We in this church this morning are fortunate. Unlike many of those who followed Jesus, most of us don’t need to worry about how we are going to get our next meal.

 

But in many ways that makes trusting in Jesus harder for us, because we can still eat without dependence on him. We have the power to manage our physical lives without him. It isn’t prayer that brings us our daily bread but our pension, our wages, our savings and so on.

 

Except that all things come from God.

 

What does trusting Jesus look like for you, today, right this moment, here in church?

 

What does trusting Jesus look like for you when you walk out of this church door? For the other hours of your life.

 

We’re in church for a comparatively short while each week, but if what we do here on a Sunday morning has no bearing on how we trust Jesus for the rest of our lives, what are we doing here?

 

What will you be doing this time tomorrow? How will Jesus be a part of that?

 

When the people heard about the bread God was offering they wanted it “always”. How were they to get it? How are we to get it?

 

By trusting in the one who is the bread of life.

 

God’s grace is given to us in abundance. That is a given. There is nothing we can do to earn that or change that. God is love, and God loves us and gives us all that we need for eternal life.

 

But we have to be willing to receive it.

 

I wonder how many of you have had post or emails promising you great riches, if you only send back this form, or mail £100 to unlock the thousands you are promised. Or what about those mail shots promising you offers that sound too good to be true.

 

The experts remind us time and again that things that sound too good to be true usually are. Lloyds Bank, for instance, has a page entitled “Offers that sound too good to be true.”

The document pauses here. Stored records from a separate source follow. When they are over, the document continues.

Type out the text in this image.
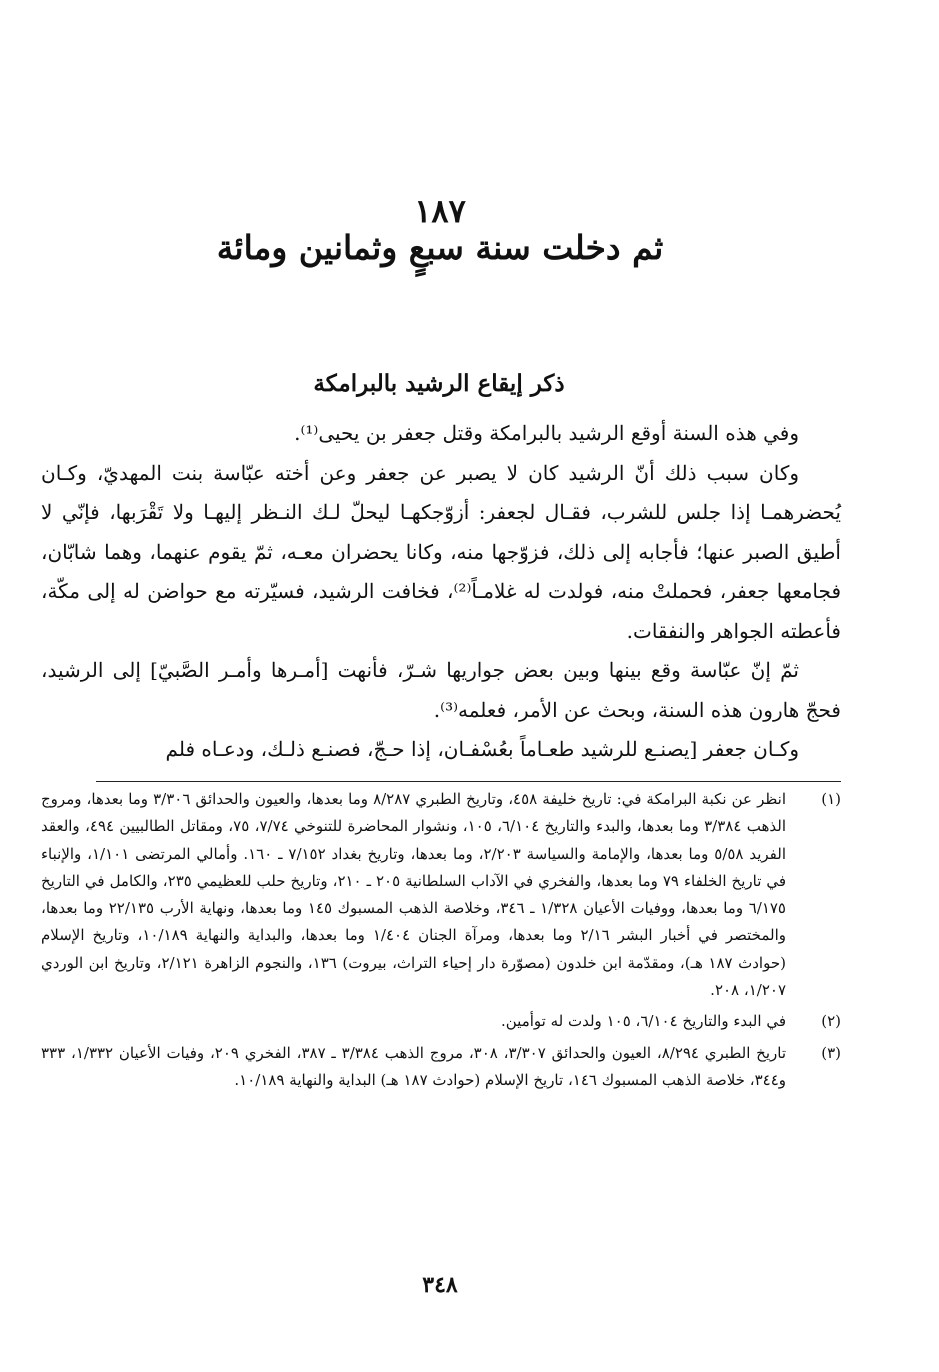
١٨٧
ثم دخلت سنة سبعٍ وثمانين ومائة
ذكر إيقاع الرشيد بالبرامكة

وفي هذه السنة أوقع الرشيد بالبرامكة وقتل جعفر بن يحيى⁽¹⁾.

وكان سبب ذلك أنّ الرشيد كان لا يصبر عن جعفر وعن أخته عبّاسة بنت المهديّ، وكـان يُحضرهمـا إذا جلس للشرب، فقـال لجعفر: أزوّجكهـا ليحلّ لـك النـظر إليهـا ولا تَقْرَبها، فإنّي لا أطيق الصبر عنها؛ فأجابه إلى ذلك، فزوّجها منه، وكانا يحضران معـه، ثمّ يقوم عنهما، وهما شابّان، فجامعها جعفر، فحملتْ منه، فولدت له غلامـاً⁽²⁾، فخافت الرشيد، فسيّرته مع حواضن له إلى مكّة، فأعطته الجواهر والنفقات.

ثمّ إنّ عبّاسة وقع بينها وبين بعض جواريها شـرّ، فأنهت [أمـرها وأمـر الصَّبيّ] إلى الرشيد، فحجّ هارون هذه السنة، وبحث عن الأمر، فعلمه⁽³⁾.

وكـان جعفر [يصنـع للرشيد طعـاماً بعُسْفـان، إذا حـجّ، فصنـع ذلـك، ودعـاه فلم

(١)
انظر عن نكبة البرامكة في: تاريخ خليفة ٤٥٨، وتاريخ الطبري ٨/٢٨٧ وما بعدها، والعيون والحدائق ٣/٣٠٦ وما بعدها، ومروج الذهب ٣/٣٨٤ وما بعدها، والبدء والتاريخ ٦/١٠٤، ١٠٥، ونشوار المحاضرة للتنوخي ٧/٧٤، ٧٥، ومقاتل الطالبيين ٤٩٤، والعقد الفريد ٥/٥٨ وما بعدها، والإمامة والسياسة ٢/٢٠٣، وما بعدها، وتاريخ بغداد ٧/١٥٢ ـ ١٦٠. وأمالي المرتضى ١/١٠١، والإنباء في تاريخ الخلفاء ٧٩ وما بعدها، والفخري في الآداب السلطانية ٢٠٥ ـ ٢١٠، وتاريخ حلب للعظيمي ٢٣٥، والكامل في التاريخ ٦/١٧٥ وما بعدها، ووفيات الأعيان ١/٣٢٨ ـ ٣٤٦، وخلاصة الذهب المسبوك ١٤٥ وما بعدها، ونهاية الأرب ٢٢/١٣٥ وما بعدها، والمختصر في أخبار البشر ٢/١٦ وما بعدها، ومرآة الجنان ١/٤٠٤ وما بعدها، والبداية والنهاية ١٠/١٨٩، وتاريخ الإسلام (حوادث ١٨٧ هـ)، ومقدّمة ابن خلدون (مصوّرة دار إحياء التراث، بيروت) ١٣٦، والنجوم الزاهرة ٢/١٢١، وتاريخ ابن الوردي ١/٢٠٧، ٢٠٨.
(٢)
في البدء والتاريخ ٦/١٠٤، ١٠٥ ولدت له توأمين.
(٣)
تاريخ الطبري ٨/٢٩٤، العيون والحدائق ٣/٣٠٧، ٣٠٨، مروج الذهب ٣/٣٨٤ ـ ٣٨٧، الفخري ٢٠٩، وفيات الأعيان ١/٣٣٢، ٣٣٣ و٣٤٤، خلاصة الذهب المسبوك ١٤٦، تاريخ الإسلام (حوادث ١٨٧ هـ) البداية والنهاية ١٠/١٨٩.
٣٤٨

It offers warnings against fraudsters and scammers. When George Osborne opened up freedoms on what people could do with their pension pots, lots of people were caught out by responding to offers of high-returning investments – they sounded good, but the organisation Action Fraud revealed that the average loss of those who were caught up in these scams was £165,000.[1] Certainly not the good investment returns they were offered.

 

Too good to be true doesn’t however apply to Jesus. What we’re offered – eternal life – is not too good to be true, it’s so good it’s true.

 

It is a gift freely offered to absolutely everybody. The gift of God’s love, the gift of eternity, the gift of the kingdom, the gift of Jesus Christ, the bread of life.

 

That is what God shares with us, and all that is needed is our response, our desire to take in the bread of life to our lives more fully each day.

 

Our Gospel reading is so simple and yet it is hard for us to understand.

 

But love is not about knowing everything there is to know about someone from the length of their nose to what they did on 23rd April 1972, for instance.

 

If I asked you to describe why you love someone, it’s not because of what your head knows about them but about what your hearts tells you.

 

Loving is experience not knowledge. We are asked not to understand God fully but to be loved fully by God. There is a difference.

 

As we grow, we will, of course, come to learn and understand more about God, but the starting-point for all of us is love and trust in Christ.

 

That’s what the people didn’t get – they wanted to trust in a never-ending meal-ticket.

 

That’s not what was offered but something so much better than that.

 

Where can this better thing make a difference in how you live your life this coming week?

 

[1] Based on data shared by Action Fraud with the Citizens’ Advice Bureau of the average loss per report of pension fraud against pensioners (i.e. not including liberation scams) between April 2015 and September 2015.